Em 7 de novembro de 2016 afirmei que “reforma tributária é como a reforma de uma casa: não podemos apenas trocar a pia da cozinha ou os vidros de uma janela, se todo o prédio está deteriorado, com paredes rachadas, telhas quebradas e pintura descascada.” Conheço bem esse problema,pois já reformei minha casa duas vezes e no meio da segunda tive que consultar um psiquiatra!
Os comentários dos leitores são o reconhecimento deste trabalho e a vida desta revista eletrônica. Nesse dia 7 de novembro de 2016 o prezado colega catarinense Gabriel da Silva Merlin trouxe valiosa e importante observação em face da coluna publicada nessa data que, de forma talvez atrevida de minha parte, apontava para a necessidade de uma “Reforma tributária, mas não para deixar tudo como está!”

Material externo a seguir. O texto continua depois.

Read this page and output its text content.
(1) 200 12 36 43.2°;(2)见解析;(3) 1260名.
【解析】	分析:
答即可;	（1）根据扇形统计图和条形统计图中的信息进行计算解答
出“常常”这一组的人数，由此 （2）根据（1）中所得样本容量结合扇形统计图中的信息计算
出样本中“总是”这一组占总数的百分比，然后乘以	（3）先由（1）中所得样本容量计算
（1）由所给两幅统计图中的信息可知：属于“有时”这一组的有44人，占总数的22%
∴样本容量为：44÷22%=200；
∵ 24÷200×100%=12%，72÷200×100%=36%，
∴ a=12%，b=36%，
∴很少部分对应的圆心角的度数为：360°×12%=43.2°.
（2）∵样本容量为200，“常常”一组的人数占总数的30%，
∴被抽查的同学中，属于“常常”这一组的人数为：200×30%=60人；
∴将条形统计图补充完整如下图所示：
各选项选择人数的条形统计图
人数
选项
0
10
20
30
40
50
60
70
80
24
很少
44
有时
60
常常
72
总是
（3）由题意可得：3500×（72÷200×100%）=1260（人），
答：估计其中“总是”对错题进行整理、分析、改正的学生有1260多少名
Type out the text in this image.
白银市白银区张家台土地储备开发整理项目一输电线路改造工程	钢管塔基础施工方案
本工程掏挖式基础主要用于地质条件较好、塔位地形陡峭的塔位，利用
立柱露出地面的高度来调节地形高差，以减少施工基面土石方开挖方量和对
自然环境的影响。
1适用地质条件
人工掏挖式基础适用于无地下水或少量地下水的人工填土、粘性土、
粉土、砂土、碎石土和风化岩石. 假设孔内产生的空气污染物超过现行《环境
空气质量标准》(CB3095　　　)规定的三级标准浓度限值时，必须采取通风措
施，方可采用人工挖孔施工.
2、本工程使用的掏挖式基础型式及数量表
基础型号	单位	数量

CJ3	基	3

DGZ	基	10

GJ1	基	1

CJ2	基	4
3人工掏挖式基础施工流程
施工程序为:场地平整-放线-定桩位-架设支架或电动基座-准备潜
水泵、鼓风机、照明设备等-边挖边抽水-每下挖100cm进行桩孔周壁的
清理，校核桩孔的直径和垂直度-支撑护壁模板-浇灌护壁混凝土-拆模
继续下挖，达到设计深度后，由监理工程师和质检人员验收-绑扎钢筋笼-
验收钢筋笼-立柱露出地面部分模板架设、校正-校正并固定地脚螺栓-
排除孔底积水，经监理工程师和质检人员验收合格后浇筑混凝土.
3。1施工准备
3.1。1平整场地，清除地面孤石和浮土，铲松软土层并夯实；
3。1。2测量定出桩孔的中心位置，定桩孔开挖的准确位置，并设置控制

Afirmou, com o bom senso e o equilíbrio de um bom jurista, que
“Independentemente da reforma tributária que se queira fazer uma coisa é certa, não há mais margem para o Governo ficar aumentando a carga tributária brasileira. Se quiserem aumentar os impostos sobre a renda terão de diminuir os impostos sobre o consumo (e vice-versa). E o meu medo com essa tão falada reforma é exatamente esse, eles usarem o fato de o Brasil ter uma baixa tributação sobre a renda para aumentá-la sem compensar com a diminuição nos impostos que incidem sobre o consumo.”
Mas, pelas declarações do atual ministro da Fazenda, sobre possíveis soluções para o déficit fiscal, temos realmente o que temer!
Ainda que a passos de tartaruga, a reforma tributária anda no Congresso. Em 22 de maio, quando aqui falei ser necessário um “choque de realidade” para que a consigamos, noticiou-se a audiência pública da Comissão de Finanças e Tributação da Câmara para tratar da famigerada “guerra fiscal” do ICMS.
Nessa mesma ocasião o deputado Luiz Carlos Hauly (PSDB/PR) , relator da Comissão Especial da Reforma Tributária, assinalou que a implantação do Imposto sobre Valor Agregado (IVA) é necessária. Os estados ficariam com uma parte do imposto e “teriam que trabalhar para construir o país.” E mais: que isso seria “realocar essa carga tributária em cima de um IVA clássico. Nem a união tomaria dinheiro do estado, nem um estado de outro estado, e nem um município tomaria do outro”.
A idéia não é nova. Surgiu já em 1970, logo após a vigência da reforma de 1967, decorrente da EC 18/65, assinada pelo senador Auro Moura Andrade e pelo deputado Bilac Pinto, respectivamente presidentes do Senado e da Câmara.
O senador, rico fazendeiro nascido em Barretos, cidade em que este paulistano viveu dos 5 aos 20 anos, viabilizou o golpe de 64 dando uma rasteira em Jânio, a quem mais tarde dediquei um emocionante poema. Afinal, de louco e poeta todos nós temos um pouco.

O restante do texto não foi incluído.